É importante que médicos considerem este diagnóstico, mesmo na população pediátrica, especialmente se a história é consistente com a síndrome clínica, incluindo sintomas tardios após a ingestão de carne bovina, carne de porco, cordeiro, ou mesmo leite, particularmente quando há história de picada de carrapatos.

Observações importantes incluem o fato de que os pacientes com anticorpos IgE para alfa-gal podem não apresentar reações em todas as ingestões de carne de mamíferos, e que alguns pacientes adultos com esta forma de alergia têm sido capazes de tolerar a carne de mamíferos novamente, depois de evitar picadas adicionais de carrapatos durante 1 a 2 anos. Quando a hipersensibilidade a alfa-gal está presente, carne vermelha de todos os mamíferos não primatas deve ser evitada12,21. É importante considerar que, na história natural da alergia a alfa-gal, a resposta de anticorpos IgE parece diminuir ao longo do tempo, levando à menor frequência de reações, ou reações inconsistentes.

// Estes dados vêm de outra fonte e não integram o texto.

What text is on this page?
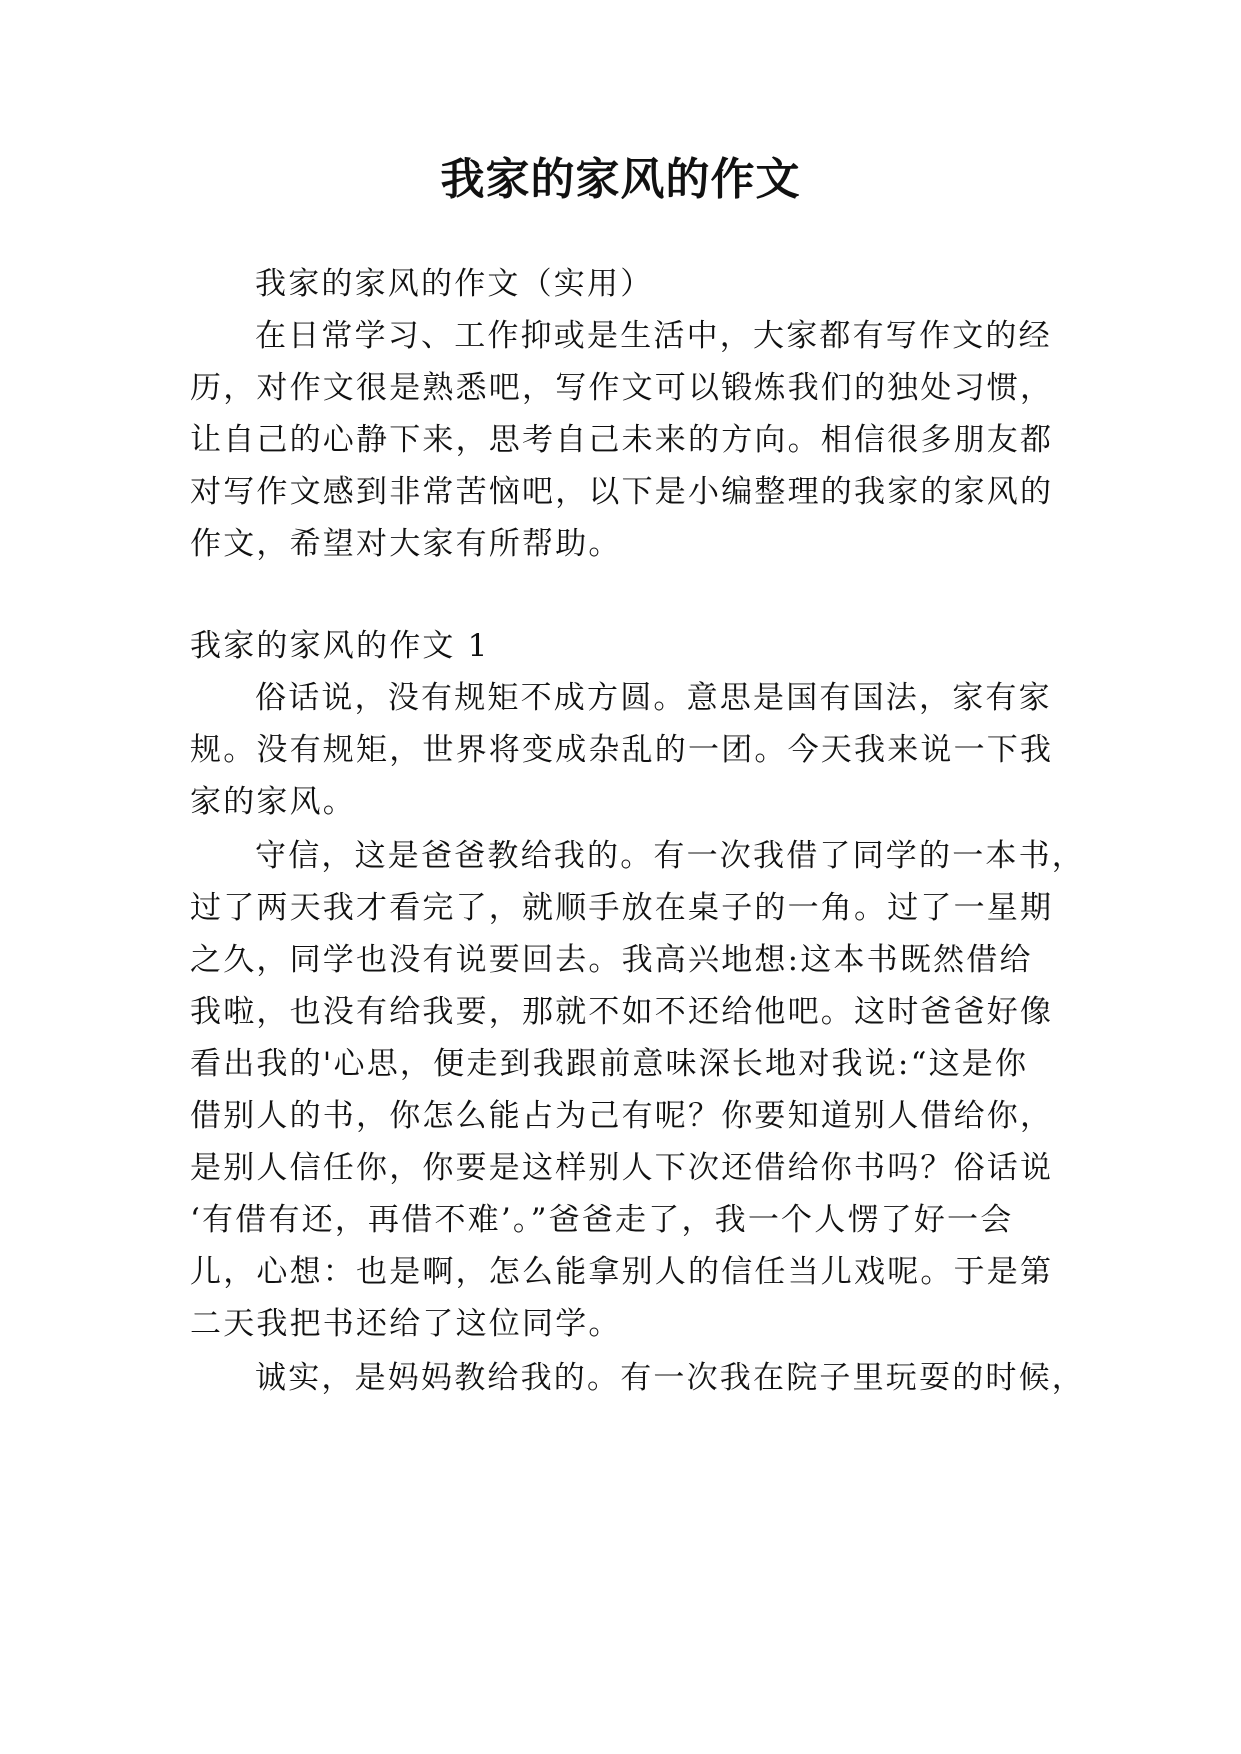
我家的家风的作文
我家的家风的作文（实用）
在日常学习、工作抑或是生活中，大家都有写作文的经
历，对作文很是熟悉吧，写作文可以锻炼我们的独处习惯，
让自己的心静下来，思考自己未来的方向。相信很多朋友都
对写作文感到非常苦恼吧，以下是小编整理的我家的家风的
作文，希望对大家有所帮助。
我家的家风的作文 1
俗话说，没有规矩不成方圆。意思是国有国法，家有家
规。没有规矩，世界将变成杂乱的一团。今天我来说一下我
家的家风。
守信，这是爸爸教给我的。有一次我借了同学的一本书，
过了两天我才看完了，就顺手放在桌子的一角。过了一星期
之久，同学也没有说要回去。我高兴地想:这本书既然借给
我啦，也没有给我要，那就不如不还给他吧。这时爸爸好像
看出我的'心思，便走到我跟前意味深长地对我说:“这是你
借别人的书，你怎么能占为己有呢？你要知道别人借给你，
是别人信任你，你要是这样别人下次还借给你书吗？俗话说
‘有借有还，再借不难’。”爸爸走了，我一个人愣了好一会
儿，心想：也是啊，怎么能拿别人的信任当儿戏呢。于是第
二天我把书还给了这位同学。
诚实，是妈妈教给我的。有一次我在院子里玩耍的时候，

No Brasil ainda há apenas a suspeita clínica deste diagnóstico, porém devemos ficar atentos aos casos suspeitos, principalmente àqueles rotulados como anafilaxia idiopática e lançarmos mão da IgE específica para alfa-gal, se necessário.

De acordo com Kalil e cols., para o diagnóstico de alergia alimentar é necessária a conjunção da história clínica e testes alérgicos que auxiliem o diagnóstico, tendo o cuidado na solicitação e interpretação de testes, para evitarmos restrições alimentares equivocadas, expondo o paciente a riscos nutricionais e piora significativa em sua qualidade de vida. Na alergia a alfa-gal, os testes cutâneos de puntura com extratos comerciais são muitas vezes negativos ou fracamente positivos. Nestes casos, pode-se considerar o uso de testes intradérmicos e prick-to-prick, que apresentam maior positividade. Testes de provocação oral podem ser usados, entretanto têm utilização limitada, pelo aspecto tardio do desenvolvimento das reações, em 3 a 6 horas. Sempre que for indicada a exclusão de alimentos, a reintrodução destes deve ser realizada por testes de provocação oral, por especialista treinado, em ambiente equipado e/ou hospitalar. A reintrodução alimentar em domicílio, sem supervisão médica, apresenta riscos e deve ser desencorajada33.